Michael, I read your post of Jan 12, boy you hit the nail on the head with that one. I am guilty as charged, I have been working on approaching songs from different angles, but I think that sometimes at jams, either my body or more likely my mind will get lazy, I guess the path of least resistence. I work on the songs up and down the neck, across and in combinations, but get me to a jam it feels like stay with what you know. Thanks for the post, it will serve as a reminder to me to use different positions.
Also, since this is Theory, I would like to learn more about the different modes. I am not much of a theorist, but would love to learn more and more.
Comment by Chad Fette on January 24, 2009 at 5:15am
Mike,
I love this discussion group. I have a question that I think will be easy to answer. How do I figure out the chords in a minor key? For instance, how do I convert D major to D minor?
Thanks,
Chad
Comment by Chad Fette on January 26, 2009 at 7:29pm
Mike,
Okay, I can kind of see a bit of what you are saying. I understand about scales, but if something is in say, the key of Dm, what chords would it require in a basic progression?
Thanks,
Chad
Comment by Michael Gurzi on January 26, 2009 at 9:08pm
Chad,

If you review my post from Jan 24, I wrote out the 3 minor scales and the chord progressions from each. Pull the chords from those examples to create a progression. Most of the time the V chord is converted to Dom7 but the I and IV remain minor. Therefore a basic minor progression in Dm would be; Dm - Gm - A7.
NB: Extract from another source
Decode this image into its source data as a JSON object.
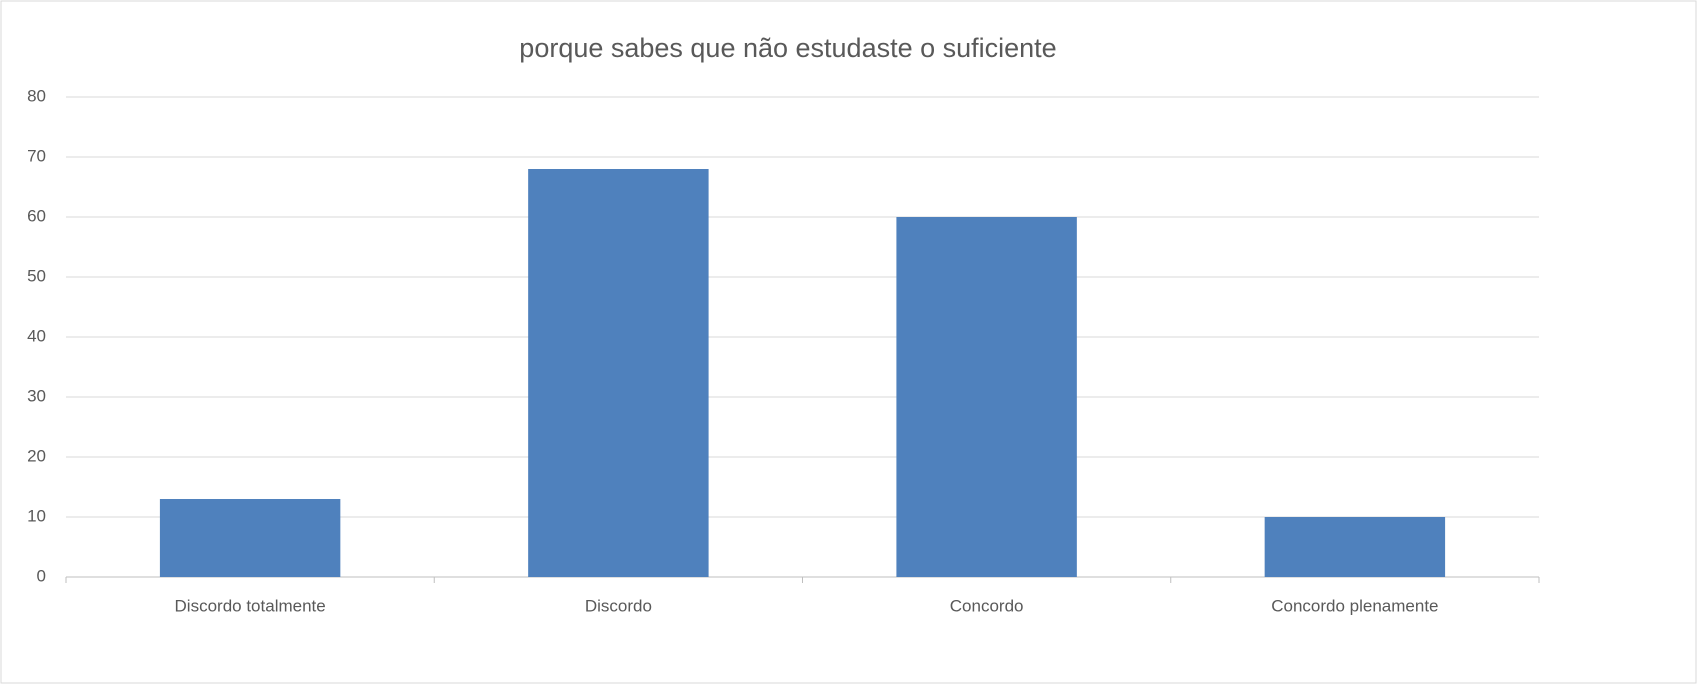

The III, VI & VII are flat in a natural minor scale, so those would be F, Bb & C. So try any of those chords too.

Maybe something like: || Dm | C | Bb | Gm - A7 | Dm |

Look up some minor tunes like, Gypsy Swing, House of the Risin Sun, House Carpenter. Or the minor blues where in its basic form, all the chords are minor. In Dm that would be:

||Dm | Gm | Dm | Dm |
|Gm | Gm | Dm | Dm |
|Am | Gm | Dm | Dm ||

Hope this helps,

Mike
Comment by Tim Pulley on January 27, 2009 at 6:48am
Now I remember why I didn't apply to Berkeley!

What an explanation on modes Michael, thanks. I really enjoyed that, but will have to read it several more times to get it to sink in. I am sure I will have questions, or maybe I'll just hold them until after the next installment. I liked the statement of Joe Pass, however I am trying to, like you said, understand. I think that understanding will lead to better pickin' and that's why I'm here.
Thanks again Michael for the time and effort.